Many hospitals now have to use steel props to stabilize ceilings to reduce the risk of this happening. One – Queen Elizabeth on Kings Lynn, near the contender for Conservative leadership in the southwestern Norfolk constituency – Liz Truss – is currently posting at least 1,500 supports.

in televised leadership discussion With rival Rishi Sunak last month, Truss expressed concern about the large number of hospitals in England with major structural problems. I’m afraid some of our hospitals are collapsing. Queen Elizabeth at King’s Lynn, near me – Parts of the hospital are suspended by stilts. This is not good enough for patients across the NHS.

“The ceiling is like an airy chocolate bar. There are bubbles in the concrete and we check them every day to make sure those bubbles don’t break and the ceiling doesn’t come off. It really is like a ticking time bomb,” Carolyn Shaw, the hospital’s chief executive, told the Sunday Times last month.

“For patients who are in bed and see these props, they feel completely insecure,” she added. The hospital had to evacuate patients from its intensive care unit last year and take some to hospitals 40 miles away amid fears the roof might collapse.

But Davey noted that Truss has been a member of recent governments that have resisted pleas by NHS leaders for a significant increase in the service’s capital budget to enable it to overhaul its aging, and sometimes dangerously inadequate, properties.

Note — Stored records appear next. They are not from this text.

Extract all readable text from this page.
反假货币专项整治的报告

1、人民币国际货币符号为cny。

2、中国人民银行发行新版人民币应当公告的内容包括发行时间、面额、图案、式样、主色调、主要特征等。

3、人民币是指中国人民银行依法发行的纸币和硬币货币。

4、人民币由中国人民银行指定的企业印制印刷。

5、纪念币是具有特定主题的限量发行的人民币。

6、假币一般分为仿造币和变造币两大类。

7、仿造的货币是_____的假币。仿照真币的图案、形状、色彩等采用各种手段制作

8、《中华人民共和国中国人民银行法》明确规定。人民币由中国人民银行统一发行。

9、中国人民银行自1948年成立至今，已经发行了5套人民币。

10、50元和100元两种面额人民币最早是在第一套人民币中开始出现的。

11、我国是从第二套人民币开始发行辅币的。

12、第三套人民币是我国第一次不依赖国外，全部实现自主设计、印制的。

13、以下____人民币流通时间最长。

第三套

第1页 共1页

“It is disgraceful for Liz Truss to publicly suggest that her local constituency hospital was outfitted with these roofs, despite sitting in the Cabinet and being a prominent member of successive Conservative governments. This government’s failed record of record waiting times and hospital collapse is also, he said. record its failure.

Last year, a whistleblower was exposed at West Suffolk Hospital, which also has RAAC panels. BBC It has commissioned a law firm to assess the risks of facing corporate manslaughter charges if the sudden roof collapse proves fatal.

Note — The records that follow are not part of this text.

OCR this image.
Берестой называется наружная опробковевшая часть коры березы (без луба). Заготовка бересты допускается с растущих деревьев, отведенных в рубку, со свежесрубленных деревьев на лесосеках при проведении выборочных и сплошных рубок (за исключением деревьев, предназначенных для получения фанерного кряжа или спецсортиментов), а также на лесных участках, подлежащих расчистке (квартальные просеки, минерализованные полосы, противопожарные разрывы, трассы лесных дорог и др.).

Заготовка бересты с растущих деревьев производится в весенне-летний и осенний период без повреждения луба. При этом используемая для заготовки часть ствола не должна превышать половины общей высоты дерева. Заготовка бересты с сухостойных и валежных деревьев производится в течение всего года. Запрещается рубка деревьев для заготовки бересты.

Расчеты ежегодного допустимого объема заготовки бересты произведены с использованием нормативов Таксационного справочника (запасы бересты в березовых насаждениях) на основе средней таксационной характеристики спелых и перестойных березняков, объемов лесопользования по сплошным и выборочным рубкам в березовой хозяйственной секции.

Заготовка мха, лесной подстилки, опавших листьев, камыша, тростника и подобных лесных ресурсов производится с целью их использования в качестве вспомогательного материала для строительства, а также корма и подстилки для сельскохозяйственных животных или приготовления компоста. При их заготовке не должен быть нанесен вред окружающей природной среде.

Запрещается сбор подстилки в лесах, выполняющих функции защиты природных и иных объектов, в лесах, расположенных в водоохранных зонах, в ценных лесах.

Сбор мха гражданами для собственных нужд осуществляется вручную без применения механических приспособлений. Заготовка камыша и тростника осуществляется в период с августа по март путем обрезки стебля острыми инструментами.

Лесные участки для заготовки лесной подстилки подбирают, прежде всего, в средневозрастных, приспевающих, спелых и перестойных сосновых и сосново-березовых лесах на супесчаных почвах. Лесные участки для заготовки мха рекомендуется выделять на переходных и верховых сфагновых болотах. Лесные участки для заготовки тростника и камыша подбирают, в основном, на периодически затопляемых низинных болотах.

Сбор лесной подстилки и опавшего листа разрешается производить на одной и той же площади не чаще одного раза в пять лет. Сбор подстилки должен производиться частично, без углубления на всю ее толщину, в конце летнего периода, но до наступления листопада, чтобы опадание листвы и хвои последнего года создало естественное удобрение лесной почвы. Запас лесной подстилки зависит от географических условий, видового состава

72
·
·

Hinchingbrooke last year banned patients weighing more than 19 stone from undergoing surgery in two of its operating rooms if it puts too much pressure on the floor.

“We want to see the health minister at our local hospital this week to see for himself and finally take urgent action,” said Pippa Hillings, member of Leap Diem Council in Cambridgeshire.

In her response, Caulfield told Cooper that the Ministry of health The Social Care (DHSC) has set aside £110m for “immediate risk mitigation” and trusts will receive an additional £575m to help. However, many affected trusts say it would be cheaper to build a new hospital than rebuild a hospital filled with RAAC.

A DHSC spokesperson said: “We are taking action to improve health infrastructure across the country and have provided more than £4 billion to trust funds to support local priorities – including the maintenance and renovation of their buildings – and have committed over £685 million to directly address the issues. relating to the use of the RAAC in NHS ownership.

“By 2030, we will have 40 new hospitals that will provide state-of-the-art facilities to ensure world-class healthcare for NHS patients and staff by replacing aging infrastructure.”